Bart put it on, took an entrenching tool, and began probing the shallows.

“Section one, clear. Anthony, check the map.”
“Yes, Section one is clear. Was that a muskrat lodge? We had one of those in the creek near us at home, and-”

“Section two, clear. Mark it.”
“-the juxtaposition of the common word-of-mouth factuality of that lodge’s location among the children against this surveyor’s chart we’re using here is truly astounding, I mean, who’s to say which is actually more true-to-life and representative of the fetid reality of this pond than-”

“Section three – ow! Fuck!”
“I’m sorry?”
“Stabbed my knee on a tree branch,” said Corporal Bart, immediately before the torpedo embedded against his left kneecap detonated, spraying red-hot chunks of tin, rubber, cartilage and bone across the surface of the pond to create a surprisingly delicate series of ripples and a lot of aerosolized red mist.

Bart was screaming. Clark was lowering his binoculars. Anthony, to his surprise, was running down to the water’s edge, reaching for Bart, grabbing his arm, slowing his collapse.

“Hold on it’s all good by god I’ve got you eh don’t worry it’s not your good leg it’ll be-” which was when the acorn-sized incandescent shell landed atop Anthony’s helmet, cracked open like an egg over a frying-pan, and covered much of his (armoured) skull and (unarmoured) face in ‘frog jelly’ incendiaries. This transformed the fatty tissues of Anthony’s features into a grease fire, which he thankfully experienced for only a moment as he inhaled to scream and sucked some of it into his windpipe, choking him and sending him into the pond, which accepted him with the same apathetic lack of prejudice as it had the depth charges.

Bart lay on the bank, wheezing in the foul-smelling air, arms clawing at the reeds for traction. The sun was blocked, an arm reached down. Private Clark’s calm, careful face was over his.

“Hurry,” said Bart.

Clark nodded, reached down, and very gently but firmly turned Bart around and held his face in the pond with one arm until the bubbles stopped. The other arm made a series of careful gestures in the air, a bit like a semaphore, which was what induced the frog subriverine to break cover and rise from the pond’s surface.

It was a little over three feet long, and in profile resembled a pike for purposes of hydrodynamics and camouflage.

“Sub pen’s cleared out of essential personnel,” said the captain from her conning tower, a particularly grizzled amphibian missing an eye and half her jaw (but you didn’t need those to use a periscope anyways). “Should be dismantled within an hour, and we can leave some debris to sell the story of a tough-won fight. But we could’ve done that without you finishing the corporal. Sole survivors are suspicious.”
“Bart was competent,” said Clark. “The cause is safer with him gone. Should I become lost in action? I am prepared to martyr myself, if Frog wills it.”

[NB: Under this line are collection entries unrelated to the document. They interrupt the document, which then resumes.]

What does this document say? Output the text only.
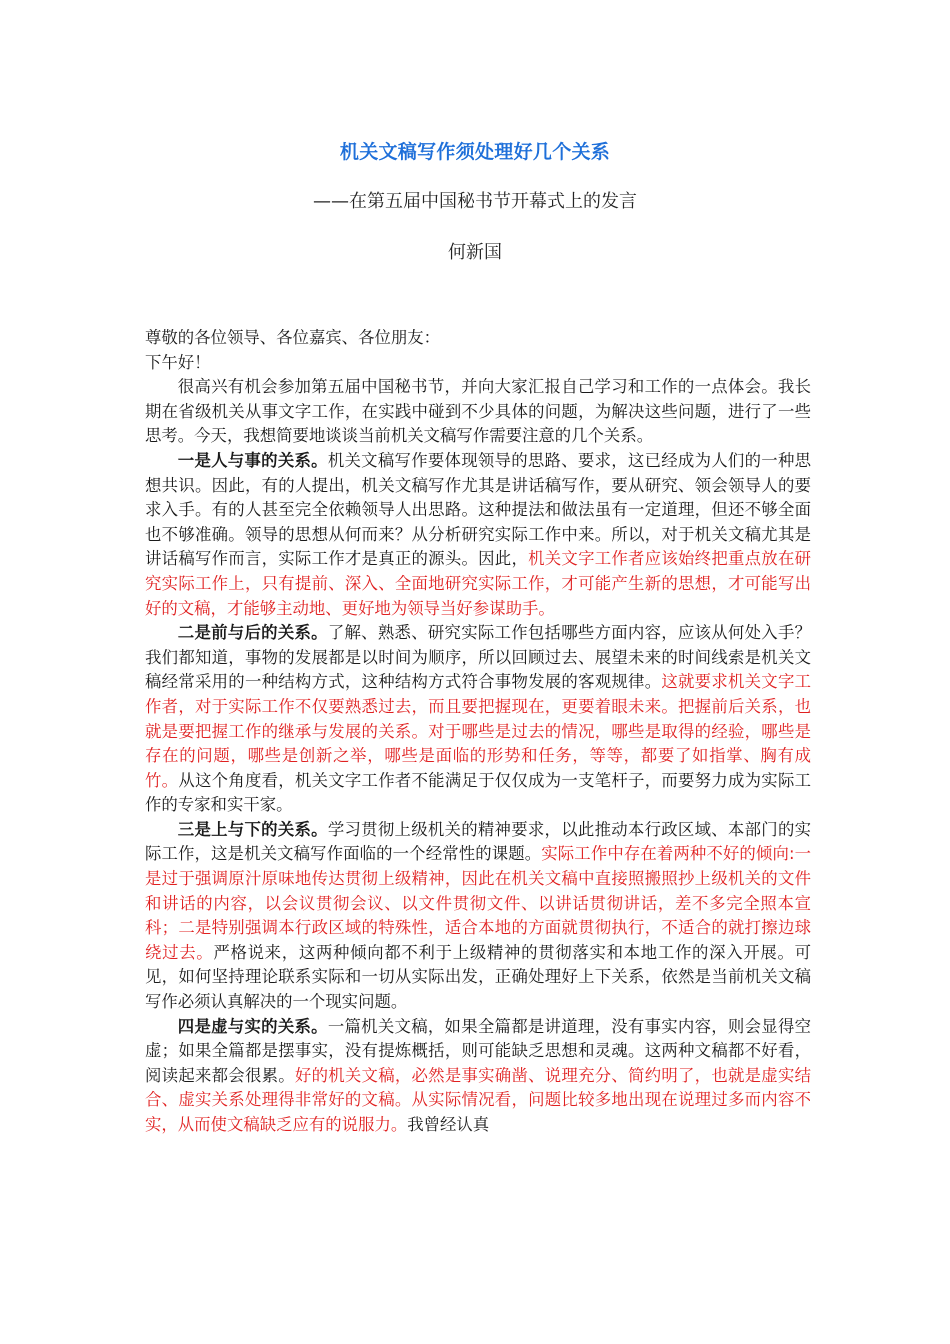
机关文稿写作须处理好几个关系
——在第五届中国秘书节开幕式上的发言
何新国

尊敬的各位领导、各位嘉宾、各位朋友：

下午好！

很高兴有机会参加第五届中国秘书节，并向大家汇报自己学习和工作的一点体会。我长期在省级机关从事文字工作，在实践中碰到不少具体的问题，为解决这些问题，进行了一些思考。今天，我想简要地谈谈当前机关文稿写作需要注意的几个关系。

一是人与事的关系。机关文稿写作要体现领导的思路、要求，这已经成为人们的一种思想共识。因此，有的人提出，机关文稿写作尤其是讲话稿写作，要从研究、领会领导人的要求入手。有的人甚至完全依赖领导人出思路。这种提法和做法虽有一定道理，但还不够全面也不够准确。领导的思想从何而来？从分析研究实际工作中来。所以，对于机关文稿尤其是讲话稿写作而言，实际工作才是真正的源头。因此，机关文字工作者应该始终把重点放在研究实际工作上，只有提前、深入、全面地研究实际工作，才可能产生新的思想，才可能写出好的文稿，才能够主动地、更好地为领导当好参谋助手。

二是前与后的关系。了解、熟悉、研究实际工作包括哪些方面内容，应该从何处入手？我们都知道，事物的发展都是以时间为顺序，所以回顾过去、展望未来的时间线索是机关文稿经常采用的一种结构方式，这种结构方式符合事物发展的客观规律。这就要求机关文字工作者，对于实际工作不仅要熟悉过去，而且要把握现在，更要着眼未来。把握前后关系，也就是要把握工作的继承与发展的关系。对于哪些是过去的情况，哪些是取得的经验，哪些是存在的问题，哪些是创新之举，哪些是面临的形势和任务，等等，都要了如指掌、胸有成竹。从这个角度看，机关文字工作者不能满足于仅仅成为一支笔杆子，而要努力成为实际工作的专家和实干家。

三是上与下的关系。学习贯彻上级机关的精神要求，以此推动本行政区域、本部门的实际工作，这是机关文稿写作面临的一个经常性的课题。实际工作中存在着两种不好的倾向:一是过于强调原汁原味地传达贯彻上级精神，因此在机关文稿中直接照搬照抄上级机关的文件和讲话的内容，以会议贯彻会议、以文件贯彻文件、以讲话贯彻讲话，差不多完全照本宣科；二是特别强调本行政区域的特殊性，适合本地的方面就贯彻执行，不适合的就打擦边球绕过去。严格说来，这两种倾向都不利于上级精神的贯彻落实和本地工作的深入开展。可见，如何坚持理论联系实际和一切从实际出发，正确处理好上下关系，依然是当前机关文稿写作必须认真解决的一个现实问题。

四是虚与实的关系。一篇机关文稿，如果全篇都是讲道理，没有事实内容，则会显得空虚；如果全篇都是摆事实，没有提炼概括，则可能缺乏思想和灵魂。这两种文稿都不好看，阅读起来都会很累。好的机关文稿，必然是事实确凿、说理充分、简约明了，也就是虚实结合、虚实关系处理得非常好的文稿。从实际情况看，问题比较多地出现在说理过多而内容不实，从而使文稿缺乏应有的说服力。我曾经认真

“Uh. No. That’d give them too many dots to connect in your service history. Just… lay low for a while, alright? More dead drops, less dead bodies. Use the stream point. And hold still for a minute.”

Clark did so as the crew readied the deck gun, then endured a short fusillade to his left arm, riddling it with a light dose of subcutaneous shrapnel.

“There. You escaped under heavy fire after a failed attempt to retrieve the body of your corporal, you are a hero. Now be boring for six months minimum or else.”

Clark saluted and left. The captain stared for a moment – methodically scanning blue sky, retreating spy, blooded pond, and calming water – before retreating belowdecks.

And as the subriverine sunk back below the surface of the pond, the captain – once more shrouded in the comforting brownish blanket of particulate and lukewarm water – shook her head in irritation.

“Damned true believers,” she told Frog, the universe in general, and her first mate. “Always so eager to die and get a medal for it.”